Details
- Qwen has adapted its new multimodal model, Qwen3-VL, to run on the open-source llama.cpp runtime as of November 1, 2025.
- The model can be executed locally on CPUs or GPUs using CUDA, Apple Metal, Vulkan, OpenCL, and more, removing dependence on cloud computing.
- GGUF weight files are available for all model sizes—2 B, 7 B, 14 B, 70 B, 110 B, and the high-end 235 B—offering 8-, 4-, and 2-bit quantisation options.
- The release bundle features sample commands and configuration files, making it straightforward for developers to fine-tune or deploy the model straight from laptops, smartphones, or edge devices.

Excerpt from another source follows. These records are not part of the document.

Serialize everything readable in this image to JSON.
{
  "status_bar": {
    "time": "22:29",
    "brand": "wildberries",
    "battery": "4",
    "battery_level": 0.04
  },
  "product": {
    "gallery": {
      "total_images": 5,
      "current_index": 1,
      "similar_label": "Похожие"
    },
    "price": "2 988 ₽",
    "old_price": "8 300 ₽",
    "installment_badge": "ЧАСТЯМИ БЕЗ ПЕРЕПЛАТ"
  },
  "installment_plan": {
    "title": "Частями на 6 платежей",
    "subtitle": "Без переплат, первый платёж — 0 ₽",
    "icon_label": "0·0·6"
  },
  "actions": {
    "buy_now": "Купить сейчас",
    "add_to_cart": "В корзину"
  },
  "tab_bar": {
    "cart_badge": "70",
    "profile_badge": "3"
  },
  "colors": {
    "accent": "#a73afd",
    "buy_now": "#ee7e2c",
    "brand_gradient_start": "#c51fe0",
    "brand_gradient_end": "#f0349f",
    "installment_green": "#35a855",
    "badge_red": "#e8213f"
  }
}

- Weights are shared under Qwen’s permissive open-source license, allowing for commercial usage as long as license conditions are met and maintaining consistency with previous Qwen2 and Qwen-VL releases.
Impact
By joining the llama.cpp ecosystem, Qwen3-VL raises the competitive bar against popular models like LLaVA-Next and Ferret. Its support for efficient local deployment cuts down on latency and costs while appealing to privacy-focused industries adapting to data-sovereignty regulations. This move is likely to accelerate investment and experimentation in real-time multimodal AI, especially for AR and robotics, as developers gain easier, more affordable access.